Local and remote execution can also differ in their treatment of relative imports. If switching from local to remote execution results in local import errors, try replicating the behavior by executing the flow locally with the -m flag (For example, python -m flow instead of python flow.py). Read more about -m in this Stack Overflow post.

API tests return an unexpected 307 Redirected

Summary: requests require a trailing / in the request URL.

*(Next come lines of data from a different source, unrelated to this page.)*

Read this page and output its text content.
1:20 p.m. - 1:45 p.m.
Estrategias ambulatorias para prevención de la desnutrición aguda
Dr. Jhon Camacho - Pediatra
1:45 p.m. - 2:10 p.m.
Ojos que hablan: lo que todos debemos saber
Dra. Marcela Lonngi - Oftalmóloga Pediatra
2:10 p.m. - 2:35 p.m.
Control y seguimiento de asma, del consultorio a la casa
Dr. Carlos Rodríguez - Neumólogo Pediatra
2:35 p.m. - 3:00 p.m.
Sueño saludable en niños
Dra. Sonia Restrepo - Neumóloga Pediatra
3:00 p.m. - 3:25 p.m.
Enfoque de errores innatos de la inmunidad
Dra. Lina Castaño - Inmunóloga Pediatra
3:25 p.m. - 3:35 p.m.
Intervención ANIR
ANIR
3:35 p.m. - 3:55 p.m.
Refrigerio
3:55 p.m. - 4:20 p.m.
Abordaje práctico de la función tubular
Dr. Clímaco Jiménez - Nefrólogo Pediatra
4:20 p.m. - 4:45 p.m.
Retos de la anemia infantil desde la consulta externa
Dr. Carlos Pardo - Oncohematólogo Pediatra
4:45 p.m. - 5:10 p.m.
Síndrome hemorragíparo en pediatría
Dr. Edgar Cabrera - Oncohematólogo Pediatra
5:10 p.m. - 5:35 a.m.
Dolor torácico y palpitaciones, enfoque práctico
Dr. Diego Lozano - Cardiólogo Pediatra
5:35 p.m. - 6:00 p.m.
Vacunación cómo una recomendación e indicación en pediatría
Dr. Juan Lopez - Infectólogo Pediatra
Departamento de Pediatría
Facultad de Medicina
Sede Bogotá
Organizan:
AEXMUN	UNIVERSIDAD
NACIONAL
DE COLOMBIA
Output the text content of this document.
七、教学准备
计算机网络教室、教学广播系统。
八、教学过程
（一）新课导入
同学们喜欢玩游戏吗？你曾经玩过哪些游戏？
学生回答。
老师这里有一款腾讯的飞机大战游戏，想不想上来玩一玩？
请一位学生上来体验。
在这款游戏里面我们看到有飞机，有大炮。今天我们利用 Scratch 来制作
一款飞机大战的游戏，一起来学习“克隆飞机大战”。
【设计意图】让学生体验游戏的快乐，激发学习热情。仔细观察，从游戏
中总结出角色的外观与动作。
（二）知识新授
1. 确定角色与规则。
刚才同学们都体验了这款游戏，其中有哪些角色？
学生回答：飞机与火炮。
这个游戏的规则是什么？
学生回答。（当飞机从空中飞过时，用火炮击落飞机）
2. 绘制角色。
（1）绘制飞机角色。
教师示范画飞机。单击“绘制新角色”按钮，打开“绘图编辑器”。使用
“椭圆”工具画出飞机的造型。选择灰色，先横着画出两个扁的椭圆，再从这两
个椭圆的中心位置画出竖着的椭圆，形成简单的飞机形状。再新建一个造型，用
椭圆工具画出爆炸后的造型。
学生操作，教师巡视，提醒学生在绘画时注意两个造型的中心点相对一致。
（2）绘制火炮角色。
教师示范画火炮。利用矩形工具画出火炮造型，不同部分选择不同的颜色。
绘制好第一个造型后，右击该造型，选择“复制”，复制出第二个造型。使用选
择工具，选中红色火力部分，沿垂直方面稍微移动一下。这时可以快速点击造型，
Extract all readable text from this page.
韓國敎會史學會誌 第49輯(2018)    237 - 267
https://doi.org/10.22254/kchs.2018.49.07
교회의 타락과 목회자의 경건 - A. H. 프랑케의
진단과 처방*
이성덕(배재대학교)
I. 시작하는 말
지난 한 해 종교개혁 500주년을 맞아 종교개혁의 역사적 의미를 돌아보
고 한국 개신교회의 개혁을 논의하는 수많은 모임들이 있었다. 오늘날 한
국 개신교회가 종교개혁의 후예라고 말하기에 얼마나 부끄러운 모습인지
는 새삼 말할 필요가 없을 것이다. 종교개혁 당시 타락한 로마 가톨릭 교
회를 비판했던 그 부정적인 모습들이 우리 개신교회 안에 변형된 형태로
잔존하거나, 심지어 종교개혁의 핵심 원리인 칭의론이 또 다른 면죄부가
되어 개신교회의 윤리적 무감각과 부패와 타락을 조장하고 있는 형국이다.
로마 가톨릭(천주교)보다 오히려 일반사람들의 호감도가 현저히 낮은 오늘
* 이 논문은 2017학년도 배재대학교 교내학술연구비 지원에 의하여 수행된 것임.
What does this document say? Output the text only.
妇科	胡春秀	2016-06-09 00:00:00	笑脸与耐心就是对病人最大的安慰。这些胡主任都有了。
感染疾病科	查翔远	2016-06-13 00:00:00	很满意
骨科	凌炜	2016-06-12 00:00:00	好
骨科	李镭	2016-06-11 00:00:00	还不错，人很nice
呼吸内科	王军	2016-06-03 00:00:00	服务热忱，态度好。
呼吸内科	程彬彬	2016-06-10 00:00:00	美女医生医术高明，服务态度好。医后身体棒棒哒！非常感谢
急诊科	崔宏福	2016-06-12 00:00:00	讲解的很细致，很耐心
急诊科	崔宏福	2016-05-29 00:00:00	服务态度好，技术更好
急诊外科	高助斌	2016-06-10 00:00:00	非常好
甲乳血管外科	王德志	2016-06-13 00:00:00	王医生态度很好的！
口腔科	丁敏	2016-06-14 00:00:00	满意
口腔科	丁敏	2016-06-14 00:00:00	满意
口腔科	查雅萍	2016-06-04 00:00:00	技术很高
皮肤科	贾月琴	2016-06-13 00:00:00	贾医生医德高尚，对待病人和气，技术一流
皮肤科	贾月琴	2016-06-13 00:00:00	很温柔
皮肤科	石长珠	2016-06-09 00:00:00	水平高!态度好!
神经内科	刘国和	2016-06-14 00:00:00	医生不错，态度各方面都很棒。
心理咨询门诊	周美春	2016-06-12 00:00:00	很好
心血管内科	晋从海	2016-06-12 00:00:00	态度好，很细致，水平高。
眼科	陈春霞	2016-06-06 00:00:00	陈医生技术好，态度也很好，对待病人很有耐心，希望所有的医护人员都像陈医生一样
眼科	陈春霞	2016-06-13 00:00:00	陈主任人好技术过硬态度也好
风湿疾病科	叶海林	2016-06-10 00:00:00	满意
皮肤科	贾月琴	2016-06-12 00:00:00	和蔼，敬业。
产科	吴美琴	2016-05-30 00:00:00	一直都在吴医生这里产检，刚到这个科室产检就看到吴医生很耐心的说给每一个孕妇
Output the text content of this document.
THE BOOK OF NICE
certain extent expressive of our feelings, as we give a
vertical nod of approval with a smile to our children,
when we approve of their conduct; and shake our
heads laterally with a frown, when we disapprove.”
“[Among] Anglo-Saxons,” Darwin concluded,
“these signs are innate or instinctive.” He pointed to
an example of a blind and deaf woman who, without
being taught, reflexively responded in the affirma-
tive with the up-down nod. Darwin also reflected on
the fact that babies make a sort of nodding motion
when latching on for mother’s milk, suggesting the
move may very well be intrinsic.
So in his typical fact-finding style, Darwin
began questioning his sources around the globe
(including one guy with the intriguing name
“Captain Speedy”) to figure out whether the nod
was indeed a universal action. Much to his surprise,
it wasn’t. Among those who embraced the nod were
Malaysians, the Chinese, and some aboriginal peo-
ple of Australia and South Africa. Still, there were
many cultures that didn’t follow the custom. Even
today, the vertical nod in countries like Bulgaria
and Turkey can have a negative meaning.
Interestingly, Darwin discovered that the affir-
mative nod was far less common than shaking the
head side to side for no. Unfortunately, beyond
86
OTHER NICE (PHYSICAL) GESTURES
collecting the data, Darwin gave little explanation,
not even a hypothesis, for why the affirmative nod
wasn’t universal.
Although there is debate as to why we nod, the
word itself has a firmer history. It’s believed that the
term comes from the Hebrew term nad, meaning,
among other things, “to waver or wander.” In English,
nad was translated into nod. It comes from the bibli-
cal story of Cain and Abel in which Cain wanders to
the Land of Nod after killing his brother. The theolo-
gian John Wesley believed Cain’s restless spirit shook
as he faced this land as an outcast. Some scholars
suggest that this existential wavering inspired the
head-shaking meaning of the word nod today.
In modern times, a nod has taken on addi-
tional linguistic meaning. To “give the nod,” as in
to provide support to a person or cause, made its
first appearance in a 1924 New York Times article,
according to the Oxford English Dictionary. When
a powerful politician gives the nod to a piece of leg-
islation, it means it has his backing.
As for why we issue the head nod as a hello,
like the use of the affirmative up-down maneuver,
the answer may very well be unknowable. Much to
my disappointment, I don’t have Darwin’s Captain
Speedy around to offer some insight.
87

If you write a test that does not include a trailing / when making a request to a specific endpoint:

async def test_example(client):
    response = await client.post("/my_route")
    assert response.status_code == 201

You’ll see a failure like:

E       assert 307 == 201
E        +  where 307 = <Response [307 Temporary Redirect]>.status_code

To resolve this, include the trailing /:

async def test_example(client):
    response = await client.post("/my_route/")
    assert response.status_code == 201

Note: requests to nested URLs may exhibit the opposite behavior and require no trailing slash:

async def test_nested_example(client):
    response = await client.post("/my_route/filter/")
    assert response.status_code == 307

    response = await client.post("/my_route/filter")
    assert response.status_code == 200

Reference: “HTTPX disabled redirect following by default” in 0.22.0.

pytest.PytestUnraisableExceptionWarning or ResourceWarning

As you’re working with one of the FlowRunner implementations, you may get an error like this:

E               pytest.PytestUnraisableExceptionWarning: Exception ignored in: <ssl.SSLSocket fd=-1, family=AddressFamily.AF_INET, type=SocketKind.SOCK_STREAM, proto=0>
E
E               Traceback (most recent call last):
E                 File ".../pytest_asyncio/plugin.py", line 306, in setup
E                   res = await func(**_add_kwargs(func, kwargs, event_loop, request))
E               ResourceWarning: unclosed <ssl.SSLSocket fd=10, family=AddressFamily.AF_INET, type=SocketKind.SOCK_STREAM, proto=0, laddr=('127.0.0.1', 60605), raddr=('127.0.0.1', 6443)>

.../_pytest/unraisableexception.py:78: PytestUnraisableExceptionWarning

This error states that your test suite (or the prefect library code) opened a connection to something (like a Docker daemon or a Kubernetes cluster) and didn’t close it.

It may help to re-run the specific test with PYTHONTRACEMALLOC=25 pytest ... so that Python can display more of the stack trace where the connection was opened.